The same considerations are shown to hold good in the case of the price of labour, though unfortunately the seventh essay, on “Wages,” is incomplete. The eighth essay, on “Profit,” discusses very elaborately the rate of return on the various species of capital and the circumstances that determine it, distinguishes interest from profit in general, and marks as a special form the “profit of the entrepreneur” (Unternehmergewinn). This last he regards as distinct from wages of superintendence, and from insurance for risk. The ninth and tenth essays, on “Revenue” and “Consumption,” are perhaps specially interesting from the clear mode in which the theory, afterwards called that of the wages fund, is rejected, and from the precision with which the diverse points of view for estimating net revenue are discriminated.

This brief analysis characterizes Hermann's work in pure economics.
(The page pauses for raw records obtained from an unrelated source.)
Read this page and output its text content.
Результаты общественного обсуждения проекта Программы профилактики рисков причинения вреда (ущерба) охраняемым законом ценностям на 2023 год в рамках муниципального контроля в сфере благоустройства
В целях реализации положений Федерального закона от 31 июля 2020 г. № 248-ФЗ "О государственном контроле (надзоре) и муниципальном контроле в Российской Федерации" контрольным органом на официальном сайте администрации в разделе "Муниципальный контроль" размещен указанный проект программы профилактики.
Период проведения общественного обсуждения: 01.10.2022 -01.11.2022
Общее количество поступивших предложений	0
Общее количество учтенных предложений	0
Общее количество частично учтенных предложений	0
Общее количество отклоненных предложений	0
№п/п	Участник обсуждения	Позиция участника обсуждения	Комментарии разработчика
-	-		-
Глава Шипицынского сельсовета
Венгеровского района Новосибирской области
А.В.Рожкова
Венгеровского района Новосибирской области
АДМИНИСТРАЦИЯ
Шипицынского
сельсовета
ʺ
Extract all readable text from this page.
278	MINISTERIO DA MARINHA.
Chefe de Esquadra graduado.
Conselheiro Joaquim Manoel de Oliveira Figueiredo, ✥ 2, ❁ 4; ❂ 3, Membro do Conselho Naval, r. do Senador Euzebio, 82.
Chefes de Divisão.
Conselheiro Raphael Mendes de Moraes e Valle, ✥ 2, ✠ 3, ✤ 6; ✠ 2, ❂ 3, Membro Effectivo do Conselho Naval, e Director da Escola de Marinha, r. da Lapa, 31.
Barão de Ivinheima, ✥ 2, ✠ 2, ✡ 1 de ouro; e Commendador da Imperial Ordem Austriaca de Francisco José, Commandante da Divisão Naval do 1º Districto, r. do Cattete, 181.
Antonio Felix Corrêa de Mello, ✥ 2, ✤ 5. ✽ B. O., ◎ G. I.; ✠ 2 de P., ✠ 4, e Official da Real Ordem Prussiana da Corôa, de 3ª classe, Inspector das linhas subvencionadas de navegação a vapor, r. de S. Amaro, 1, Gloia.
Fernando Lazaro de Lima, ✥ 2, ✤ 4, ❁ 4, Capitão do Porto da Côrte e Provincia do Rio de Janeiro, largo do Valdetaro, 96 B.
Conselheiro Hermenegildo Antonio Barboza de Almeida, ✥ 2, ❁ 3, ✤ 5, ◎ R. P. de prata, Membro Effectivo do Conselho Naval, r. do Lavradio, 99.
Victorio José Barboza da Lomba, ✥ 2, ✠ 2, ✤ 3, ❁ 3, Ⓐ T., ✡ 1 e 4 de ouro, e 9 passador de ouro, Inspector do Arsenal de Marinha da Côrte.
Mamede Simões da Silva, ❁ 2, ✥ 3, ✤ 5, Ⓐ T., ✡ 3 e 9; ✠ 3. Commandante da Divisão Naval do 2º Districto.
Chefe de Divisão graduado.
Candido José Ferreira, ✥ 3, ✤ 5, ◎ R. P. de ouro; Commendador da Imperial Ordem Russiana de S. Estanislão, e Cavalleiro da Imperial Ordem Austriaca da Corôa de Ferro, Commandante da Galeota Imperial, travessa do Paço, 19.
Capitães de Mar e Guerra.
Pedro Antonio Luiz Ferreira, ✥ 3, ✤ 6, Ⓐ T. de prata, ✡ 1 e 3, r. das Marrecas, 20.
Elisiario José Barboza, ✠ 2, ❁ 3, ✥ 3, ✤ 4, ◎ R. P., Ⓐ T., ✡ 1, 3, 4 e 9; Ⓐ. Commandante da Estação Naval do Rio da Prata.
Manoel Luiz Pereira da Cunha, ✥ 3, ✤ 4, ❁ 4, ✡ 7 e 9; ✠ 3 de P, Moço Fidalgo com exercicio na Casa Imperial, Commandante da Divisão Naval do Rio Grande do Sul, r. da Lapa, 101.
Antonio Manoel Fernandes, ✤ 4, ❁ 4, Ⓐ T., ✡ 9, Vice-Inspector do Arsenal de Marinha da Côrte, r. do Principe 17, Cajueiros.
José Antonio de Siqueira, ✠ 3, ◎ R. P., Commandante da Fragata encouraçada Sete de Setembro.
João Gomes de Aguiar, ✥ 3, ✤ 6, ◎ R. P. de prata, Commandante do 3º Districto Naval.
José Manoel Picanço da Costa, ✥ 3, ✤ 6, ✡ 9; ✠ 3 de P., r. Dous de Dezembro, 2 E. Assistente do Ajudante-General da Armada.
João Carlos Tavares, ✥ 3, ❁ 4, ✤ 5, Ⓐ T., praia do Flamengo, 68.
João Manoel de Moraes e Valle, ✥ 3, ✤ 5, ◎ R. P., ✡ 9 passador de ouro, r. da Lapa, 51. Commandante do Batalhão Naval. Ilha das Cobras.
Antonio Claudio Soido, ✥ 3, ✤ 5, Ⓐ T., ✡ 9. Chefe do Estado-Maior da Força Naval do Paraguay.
On practical questions, those of economic legislation, his opinions are only to be gathered with difficulty from the papers in the Gelehrte Anzeigen, and generally were expressed with such reference to special circumstances as to render doubtful their full import. It seems probable, however, that his views on protection were far from clear, and that he was somewhat under the sway of the principle that the best financial policy is encouragement of national industry.

==Appreciation==
Hermann's rare technological knowledge gave him a great advantage in dealing with some economic questions. He reviewed the principal fundamental ideas of the science with great thoroughness and acuteness. "His strength," says Roscher, "lies in his clear, sharp, exhaustive distinction between the several elements of a complex conception, or the several steps comprehended in a complex act." For keen analytical power his German brethren compare him with Ricardo. But he avoids several one-sided views of the English economist. Thus he places public spirit beside egoism as an economic motor, regards price as not measured by labour only but as a product of several factors, and habitually contemplates the consumption of the labourer, not as a part of the cost of production to the capitalist, but as the main practical end of economics.